Texte de Nietzsche, Humain trop humain : « L’activité du génie ne paraît pas le moins du monde quelque chose de foncièrement différent de l’activité de l’inventeur en mécanique, du savant astronome ou historien, du maître en tactique. Toutes ces activités s’expliquent si l’on se représente des hommes dont la pensée est active dans une direction unique, qui utilisent tout comme matière première, qui ne cessent d’observer diligemment leur vie intérieure et celle d’autrui, qui ne se lassent pas de combiner leurs moyens. Le génie ne fait rien que d’apprendre d’abord à poser des pierres, ensuite à bâtir, que de chercher toujours des matériaux et de travailler toujours à y mettre la forme. Toute activité de l’homme est compliquée à miracles, non pas seulement celle du génie, mais aucune n’est un « miracle ». D’où vient donc cette croyance qu’il n’y a de génie de chez l’artiste, l’orateur et le philosophe ? qu’eux seuls ont une « intuition » ? Les hommes ne parlent intentionnellement de génie que là où les effets de la grande intelligence leur sont le plus agréables et où ils ne veulent pas d’autre part éprouver d’envie. Nommer quelqu’un « divin », c’est dire « ici nous n’avons pas à rivaliser ». En outre, tout ce qui est fini, parfait, excite l’étonnement, tout ce qui est en train de se faire est déprécié. Or, personne ne peut voir dans l’œuvre de l’artiste comment elle s’est faite ; c’est son avantage, car partout où l’on peut assister à la formation, on est un peu refroidi. »

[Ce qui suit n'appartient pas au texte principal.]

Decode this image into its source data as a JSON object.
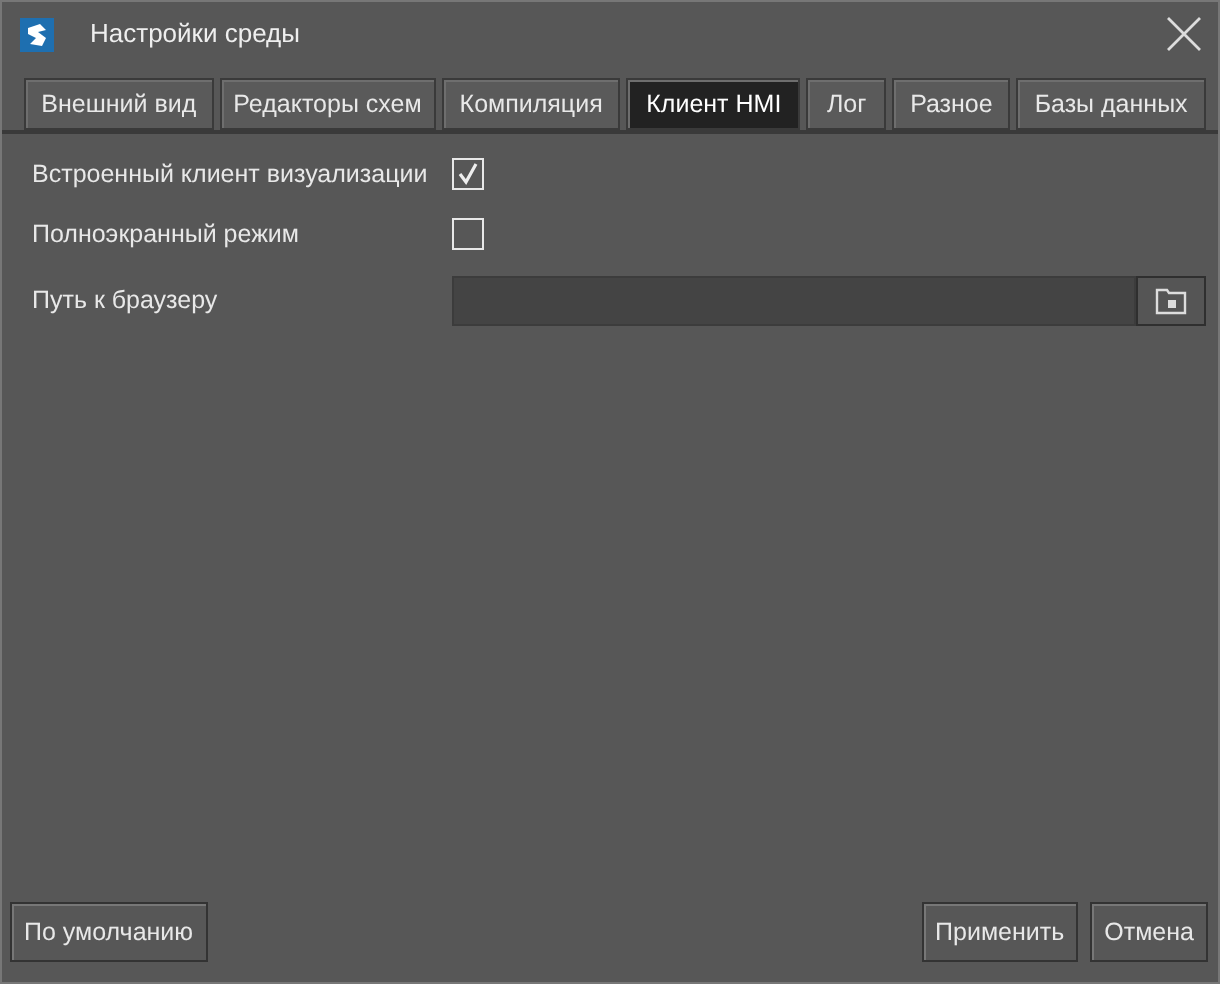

Expl d’artiste qui ne pouvait se passer de travailler : Flaubert : « Je travaille comme un mulet, écrire me fait mal», « Quel rocher de Sisyphe à rouler que le style, et la prose surtout », « J’éprouve maintenant comme si j’avais des lames de canif sous les ongles, et j’ai envie de grincer les dents », « La cervelle me danse dans le crâne ».

Cf. Paul Valéry, Au sujet d’Adonis : l’artiste peut être inspiré mais son inspiration ne suffira jamais pour qu’il crée une œuvre : « Les dieux, gracieusement, nous donnent pour rien tel premier vers ; mais c’est à nous de façonner le second, qui doit consonner avec l’autre, et ne pas être indigne de son aîné surnaturel. Ce n’est pas trop de toutes les ressources de l’expérience et de l’esprit pour le rendre comparable au vers qui fut un don »

Pas d’art sans technique ni travail. Pourtant, l’art reste irréductible à une somme de travail et à la maîtrise de techniques.

C) Une nouvelle définition de l’artiste

Le génie n’est peut-être pas celui qui est inspiré mais celui qui a tellement travaillé, et qui s’est approprié les techniques à tel point que le travail ne se voit plus dans le résultat final, et que l’artiste est capable d’inventer de nouvelles techniques.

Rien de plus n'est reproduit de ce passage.